Małgorzata Lis: Jeszcze nie czas na pochwały
Kapitan podbeskidzkiej drużyny, nauczona doświadczeniem z poprzedniego sezonu, nie chciała przedwcześnie oceniać postawy swojego BKS-u po inauguracyjnym spotkaniu tegorocznej Orlen Ligi.
Widać było, że oba zespoły rozgrywały swoje pierwsze spotkanie w nowym sezonie: brakowało szybkiego kończenia akcji, tu i ówdzie zdarzały się nieporozumienia z rozgrywającymi, a w dąbrowskiej hali było niespodziewanie... cicho, i to mimo 1900 kibiców na trybunach oraz dąbrowskiego klubu kibica wspierającego obie drużyny. - Będzie lepiej! Mam nadzieję, że publiczność w Dąbrowie nieco się rozkręci, bo momentami miałam wrażenie, że nikogo w hali nie ma! Chyba kibice MKS-u też muszą się rozkręcić i wejść dobrze w sezon, tak samo jak my. Potrzebujemy jak najszybciej się zgrać, w końcu mamy nową rozgrywającą, nowego trenera, nowo przybyłe dziewczyny.... Na wszystko potrzebujemy czasu i dzisiejszy mecz pokazał, że idziemy w dobrym kierunku - oceniła doświadczona środkowa.

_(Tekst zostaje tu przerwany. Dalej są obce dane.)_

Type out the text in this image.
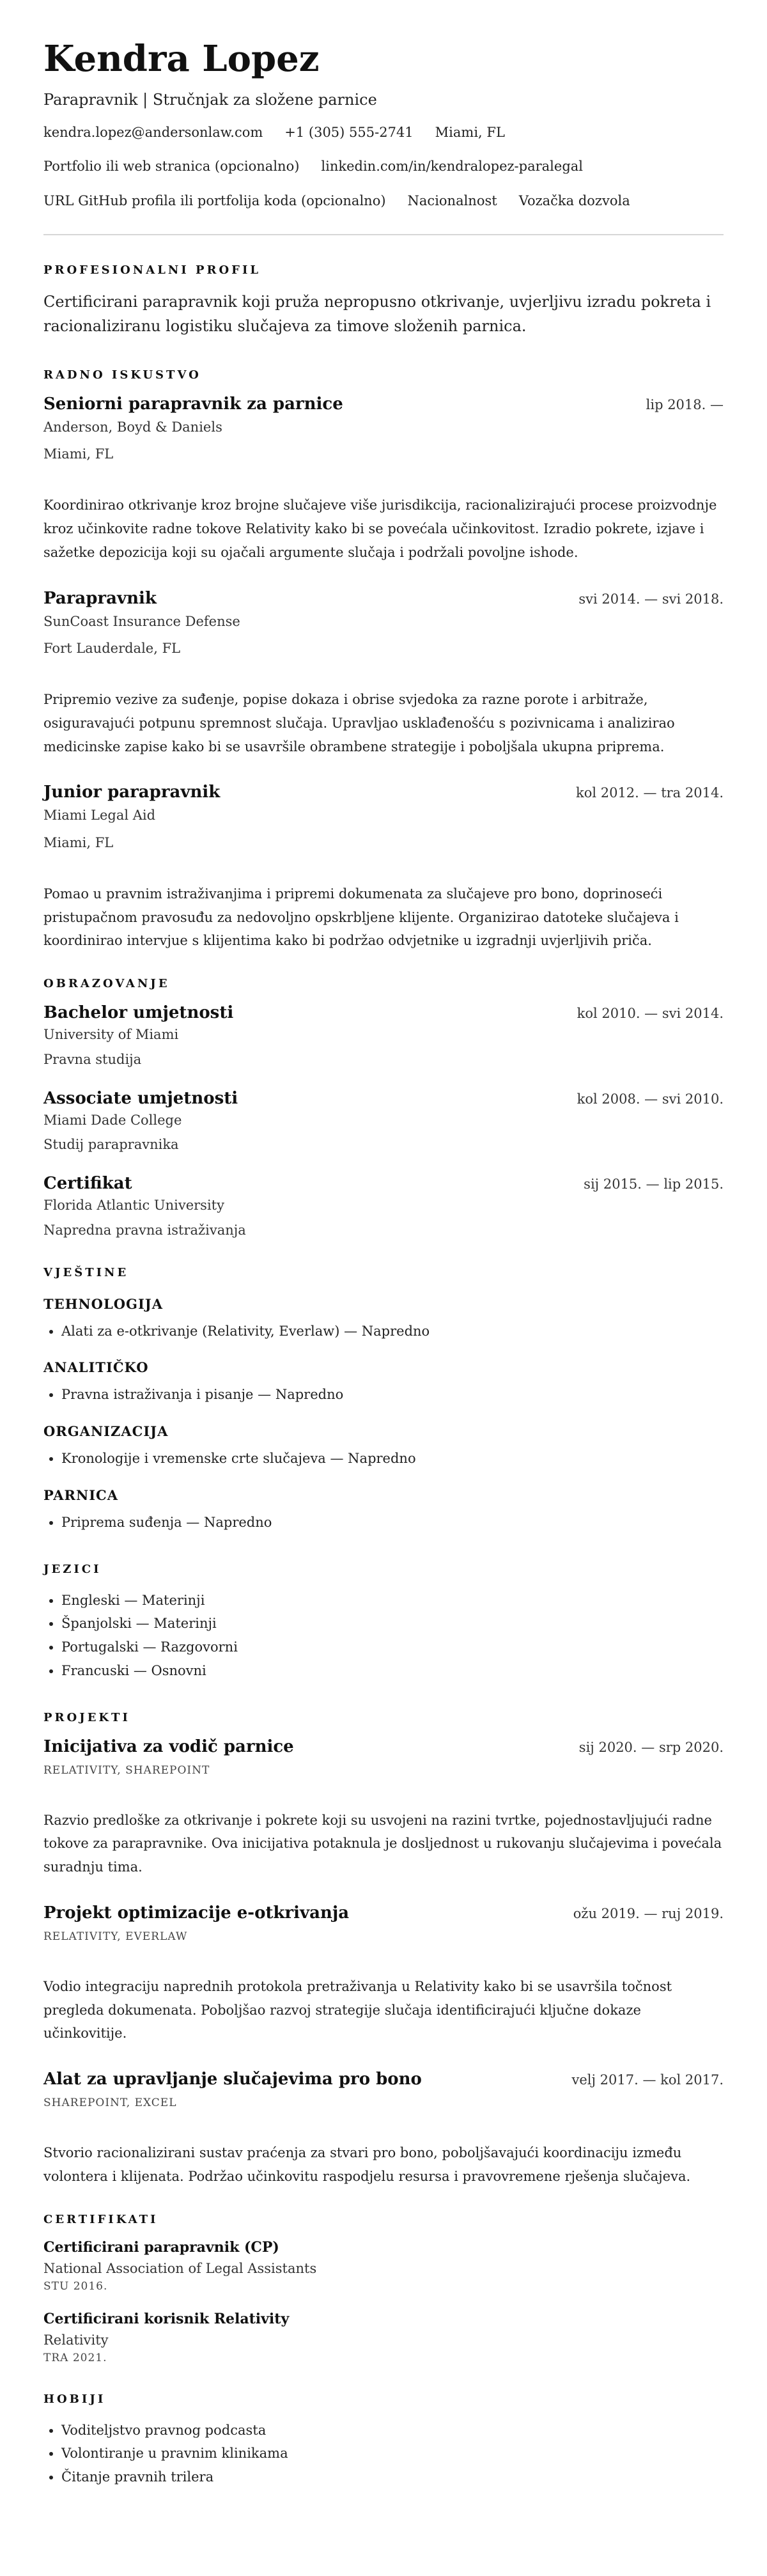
Kendra Lopez
Parapravnik | Stručnjak za složene parnice
kendra.lopez@andersonlaw.com +1 (305) 555-2741 Miami, FL
Portfolio ili web stranica (opcionalno) linkedin.com/in/kendralopez-paralegal
URL GitHub profila ili portfolija koda (opcionalno) Nacionalnost Vozačka dozvola
PROFESIONALNI PROFIL
Certificirani parapravnik koji pruža nepropusno otkrivanje, uvjerljivu izradu pokreta i racionaliziranu logistiku slučajeva za timove složenih parnica.
RADNO ISKUSTVO
Seniorni parapravnik za parnice	lip 2018. —
Anderson, Boyd & Daniels
Miami, FL
Koordinirao otkrivanje kroz brojne slučajeve više jurisdikcija, racionalizirajući procese proizvodnje kroz učinkovite radne tokove Relativity kako bi se povećala učinkovitost. Izradio pokrete, izjave i sažetke depozicija koji su ojačali argumente slučaja i podržali povoljne ishode.
Parapravnik	svi 2014. — svi 2018.
SunCoast Insurance Defense
Fort Lauderdale, FL
Pripremio vezive za suđenje, popise dokaza i obrise svjedoka za razne porote i arbitraže, osiguravajući potpunu spremnost slučaja. Upravljao usklađenošću s pozivnicama i analizirao medicinske zapise kako bi se usavršile obrambene strategije i poboljšala ukupna priprema.
Junior parapravnik	kol 2012. — tra 2014.
Miami Legal Aid
Miami, FL
Pomao u pravnim istraživanjima i pripremi dokumenata za slučajeve pro bono, doprinoseći pristupačnom pravosuđu za nedovoljno opskrbljene klijente. Organizirao datoteke slučajeva i koordinirao intervjue s klijentima kako bi podržao odvjetnike u izgradnji uvjerljivih priča.
OBRAZOVANJE
Bachelor umjetnosti	kol 2010. — svi 2014.
University of Miami
Pravna studija
Associate umjetnosti	kol 2008. — svi 2010.
Miami Dade College
Studij parapravnika
Certifikat	sij 2015. — lip 2015.
Florida Atlantic University
Napredna pravna istraživanja
VJEŠTINE
TEHNOLOGIJA
• Alati za e-otkrivanje (Relativity, Everlaw) — Napredno
ANALITIČKO
• Pravna istraživanja i pisanje — Napredno
ORGANIZACIJA
• Kronologije i vremenske crte slučajeva — Napredno
PARNICA
• Priprema suđenja — Napredno
JEZICI
• Engleski — Materinji
• Španjolski — Materinji
• Portugalski — Razgovorni
• Francuski — Osnovni
PROJEKTI
Inicijativa za vodič parnice	sij 2020. — srp 2020.
RELATIVITY, SHAREPOINT
Razvio predloške za otkrivanje i pokrete koji su usvojeni na razini tvrtke, pojednostavljujući radne tokove za parapravnike. Ova inicijativa potaknula je dosljednost u rukovanju slučajevima i povećala suradnju tima.
Projekt optimizacije e-otkrivanja	ožu 2019. — ruj 2019.
RELATIVITY, EVERLAW
Vodio integraciju naprednih protokola pretraživanja u Relativity kako bi se usavršila točnost pregleda dokumenata. Poboljšao razvoj strategije slučaja identificirajući ključne dokaze učinkovitije.
Alat za upravljanje slučajevima pro bono	velj 2017. — kol 2017.
SHAREPOINT, EXCEL
Stvorio racionalizirani sustav praćenja za stvari pro bono, poboljšavajući koordinaciju između volontera i klijenata. Podržao učinkovitu raspodjelu resursa i pravovremene rješenja slučajeva.
CERTIFIKATI
Certificirani parapravnik (CP)
National Association of Legal Assistants
STU 2016.
Certificirani korisnik Relativity
Relativity
TRA 2021.
HOBIJI
• Voditeljstvo pravnog podcasta
• Volontiranje u pravnim klinikama
• Čitanje pravnih trilera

Małgorzata Lis wierzy w swój zespół, ale zapytana o opinię na temat roszad kadrowych zdecydowała się na powściągliwość. - Nie zamierzam już teraz oceniać zmian, jakie zaszły w naszej ekipie. Może pozwolę sobie na to po pierwszej rundzie, na razie nie chcę zapeszać, choć już jest nieźle. Dużo się mówiło w zeszłym roku, jakie to mamy świetne rezerwy, jak dobrze się prezentujemy, a skończyło się tak, jak się skończyło. Jeszcze nie czas na chwalenie! - stwierdziła.